The climate bill was initially crafted last fall and it was delayed all these months because Senator Manchin kept insisting — actually, who cares what he was insisting. He single-handedly held up that bill all this time.
To be fair, all 50 Republican Senators also held up the climate bill. They have been aligned in lockstep against Build Back Better.
However, without any Republicans on board, Democrats need all 50 Senators on their side of the aisle to vote in favor, with the 51st tie-breaking vote cast by Vice President Kamala Harris. That’s the only reason why Senator Manchin, for reasons best known only to himself, could prevent the bill from passing by refusing to caucus with his Democratic colleagues, until last night that is.
That’s all water under the bridge now, unless of course Manchin changes his mind again.
If he does follow through this time, climate provisions are still in the bill, only now it is not called Build Back Better. It is now called the “Inflation Reduction Act of 2022.”
What Is The Inflation Reduction Act Of 2022?
Actually, the name change was quite clever. Everyone is talking about inflation, especially Republican candidates for office who expect to make hay over the issue in the runup to the all-important November midterm elections.

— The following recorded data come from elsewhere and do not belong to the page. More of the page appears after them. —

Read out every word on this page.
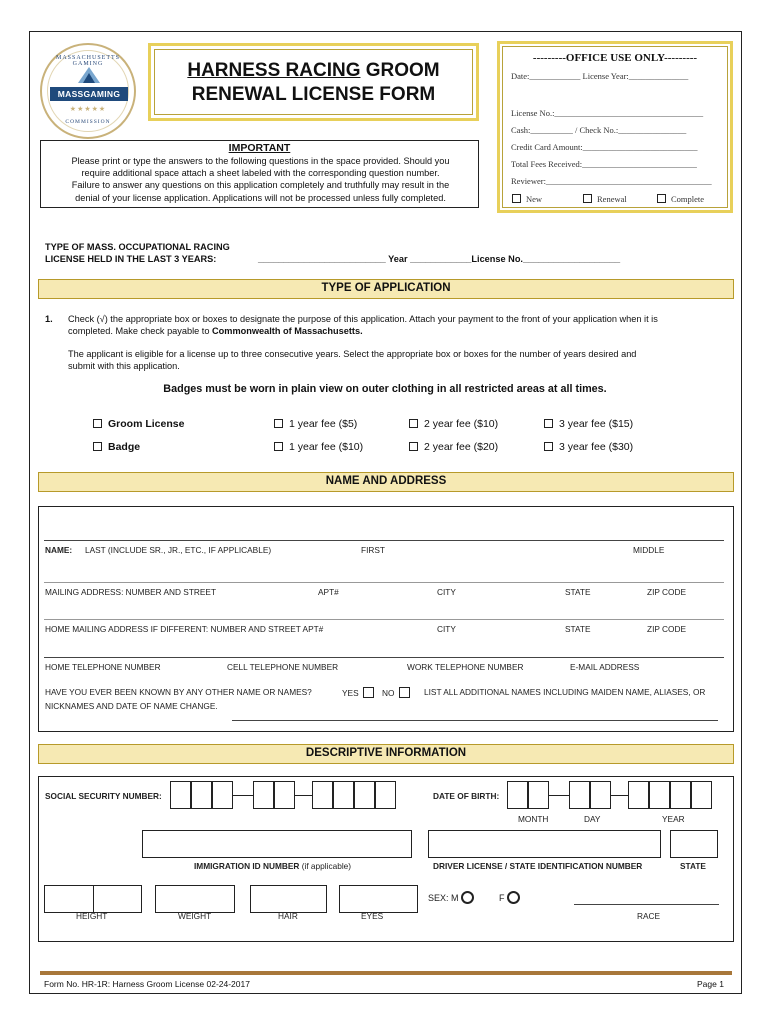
MASSACHUSETTS GAMING
MASSGAMING
★★★★★
COMMISSION
HARNESS RACING GROOM
RENEWAL LICENSE FORM
IMPORTANT
Please print or type the answers to the following questions in the space provided. Should you
require additional space attach a sheet labeled with the corresponding question number.
Failure to answer any questions on this application completely and truthfully may result in the
denial of your license application. Applications will not be processed unless fully completed.
---------OFFICE USE ONLY---------
Date:____________ License Year:______________
License No.:___________________________________
Cash:__________ / Check No.:________________
Credit Card Amount:___________________________
Total Fees Received:___________________________
Reviewer:_______________________________________
New	Renewal	Complete
TYPE OF MASS. OCCUPATIONAL RACING
LICENSE HELD IN THE LAST 3 YEARS:	_________________________ Year ____________License No.___________________
TYPE OF APPLICATION
1. Check (√) the appropriate box or boxes to designate the purpose of this application. Attach your payment to the front of your application when it is
completed. Make check payable to Commonwealth of Massachusetts.
The applicant is eligible for a license up to three consecutive years. Select the appropriate box or boxes for the number of years desired and
submit with this application.
Badges must be worn in plain view on outer clothing in all restricted areas at all times.
Groom License	1 year fee ($5)	2 year fee ($10)	3 year fee ($15)
Badge	1 year fee ($10)	2 year fee ($20)	3 year fee ($30)
NAME AND ADDRESS
NAME: LAST (INCLUDE SR., JR., ETC., IF APPLICABLE)	FIRST	MIDDLE
MAILING ADDRESS: NUMBER AND STREET	APT#	CITY	STATE	ZIP CODE
HOME MAILING ADDRESS IF DIFFERENT: NUMBER AND STREET APT#	CITY	STATE	ZIP CODE
HOME TELEPHONE NUMBER	CELL TELEPHONE NUMBER	WORK TELEPHONE NUMBER	E-MAIL ADDRESS
HAVE YOU EVER BEEN KNOWN BY ANY OTHER NAME OR NAMES?	YES	NO	LIST ALL ADDITIONAL NAMES INCLUDING MAIDEN NAME, ALIASES, OR
NICKNAMES AND DATE OF NAME CHANGE.
DESCRIPTIVE INFORMATION
SOCIAL SECURITY NUMBER:	DATE OF BIRTH:
MONTH	DAY	YEAR
IMMIGRATION ID NUMBER (if applicable)	DRIVER LICENSE / STATE IDENTIFICATION NUMBER	STATE
HEIGHT	WEIGHT	HAIR	EYES
SEX: M	F
RACE
Form No. HR-1R: Harness Groom License 02-24-2017	Page 1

The simple matter of a name change has pulled the whole rug out from under that pitch. If Republicans in Congress don’t vote for the climate bill, aka the Inflation Reduction Act of 2022, they will look, well, stupid. The whole Republican party will look stupid. After complaining about inflation all year, they’ll be tied in knots trying to explain that inflation is bad, but Congress should not try to do something about inflation because that is also bad.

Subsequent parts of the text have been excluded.